Lorusso’s late-inning heroics have become common in Maryland’s recent games. The latest edition pushed the Terps to their first Big Ten tournament semifinal in six years, erasing a history of conference tournament struggles with one swing.
Maryland will take on either the Cornhuskers or Michigan State in the semifinals Saturday.
Two runs were all that were required to close out a second consecutive narrow victory thanks to another stellar outing from Terps pitchers — a group that has flipped into a strength in recent games after being a weakness entering the postseason.
The Maryland bullpen tossed 3 ⅔ scoreless frames in Thursday’s victory after finishing 8 ⅓ one-run innings Tuesday. Nigel Belgrave entered first and threw one pitch before a 93 minute weather delay. On the other side of the stoppage, David Falco Jr. continued what’s been his best stretch of the season.
Falco tossed 2 ⅔ scoreless frames in the win, locking down the seventh, eighth and ninth innings. He ended every frame with a swinging punchout, punctuating each one with an enthusiastic roar. Jason Savacool was next, pitching a hitless tenth in only his second career relief appearance.

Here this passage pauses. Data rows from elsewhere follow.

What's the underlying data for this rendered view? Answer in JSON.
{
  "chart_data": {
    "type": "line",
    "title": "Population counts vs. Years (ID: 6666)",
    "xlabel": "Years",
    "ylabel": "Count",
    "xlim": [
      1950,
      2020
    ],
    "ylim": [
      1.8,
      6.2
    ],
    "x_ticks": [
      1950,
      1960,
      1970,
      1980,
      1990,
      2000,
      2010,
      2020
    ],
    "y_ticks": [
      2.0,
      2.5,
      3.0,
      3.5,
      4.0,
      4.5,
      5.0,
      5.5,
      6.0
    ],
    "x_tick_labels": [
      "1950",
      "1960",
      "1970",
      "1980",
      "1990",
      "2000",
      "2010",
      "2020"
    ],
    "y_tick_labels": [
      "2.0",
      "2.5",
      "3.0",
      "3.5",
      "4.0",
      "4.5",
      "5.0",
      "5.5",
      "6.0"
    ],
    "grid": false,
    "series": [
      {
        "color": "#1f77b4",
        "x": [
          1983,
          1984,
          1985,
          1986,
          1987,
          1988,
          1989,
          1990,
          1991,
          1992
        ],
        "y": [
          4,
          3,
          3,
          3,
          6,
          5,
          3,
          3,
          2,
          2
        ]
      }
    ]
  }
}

Before the relievers closed Maryland’s win, Nick Dean kept Nebraska quiet. Dean has been battling through forearm tightness for nearly a month, pitched into the seventh inning for the first time since April and finished at 104 pitches, one shy of his season high.
His changeup, as it often is, was masterful. The right-hander collected three of his five strikeouts on the pitch and forced even more swings and misses. The offering, which crosses the plate over 10 miles per hour slower than his fastball, consistently fooled hitters as it dropped sharply out of the zone away from left handed hitters and inside to righties.
Two hits and two walks were the only blemishes on Dean. He rebounded from a shaky first two frames — in which he allowed his only run — to allow just three baserunners after the second inning.
Inefficiencies have kept Dean from working deep into recent starts. He allowed seven hits in each of his last two starts and five homers over his last four outings. But he’s now strung together two consecutive starts without allowing a long ball and the two hits he allowed Thursday marked his lowest since April 1.
His performance helped the Terps overcome a sluggish offensive performance before Lorusso’s blast. The opposite scenario was true through most of the regular season where one of the nation’s best offenses carried Maryland and often had to mask pitching inconsistencies.
That explosive offense has yet to show so far in the postseason.
Instead, pitching has been why Maryland has opened the Big Ten tournament with a pair of tight wins and is playing in its first conference tournament semifinal in the Rob Vaughn era.